The mother of an autistic teenager sent to the State Hospital because there were no beds in an appropriate psychiatric unit is to meet with managers there to discuss her son’s case.
Last week we told how Gordon, now 22, was subsequently placed on a restriction order at high security Carstairs hospital, meaning he can be held there indefinitely.
His mum Ruth, who has asked us not to use the family’s surname, will highlight a deterioration in his health in the three years since at the meeting with chief executive Gary Jenkins and medical director professor Lesley Thomson next month.
Ruth said: “We want to discuss serious issues including my son’s deterioration and the restriction order which we felt was secured behind our backs.
“The meeting follows one in February at which the senior staff heard our concerns then admitted to me that they had not even met Gordon. I want to see how we can move on from here.”
The case has won the backing of autism campaigners and a dad who successfully fought his local council and NHS England over the high-security detention of his daughter.
Jeremy – whose surname cannot be given for legal reasons – took legal action against Walsall Council and NHS England for keeping daughter Bethany, 18, locked up at St Andrew’s Hospital in Northampton.

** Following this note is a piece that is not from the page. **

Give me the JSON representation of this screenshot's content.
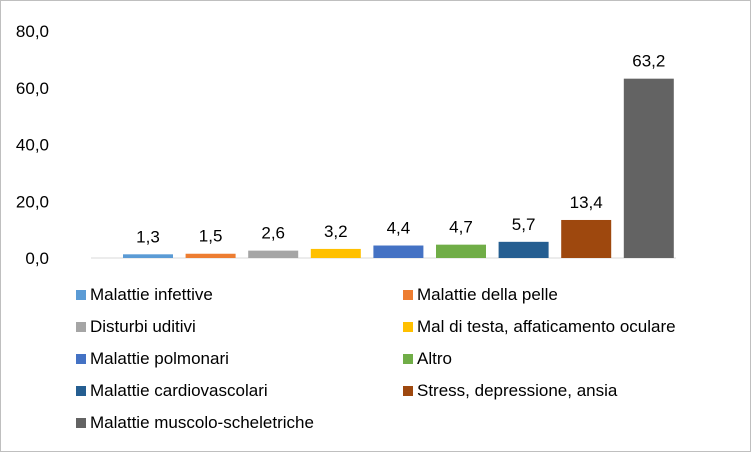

He said: “The whole inpatient environment is not suitable for people with autism and actually triggers behaviour people want to avoid. Inpatient care for people with autism is sensory torture, a bright, over-stimulating environment full of distressed people. The system does not support people with autism.”
The State Hospital said: “We are unable to comment on individual patients but can confirm there are no patients detained with autism as the only diagnosis.
“We have a commitment to working collaboratively with all families and carers to help ensure the best outcomes for our patients.”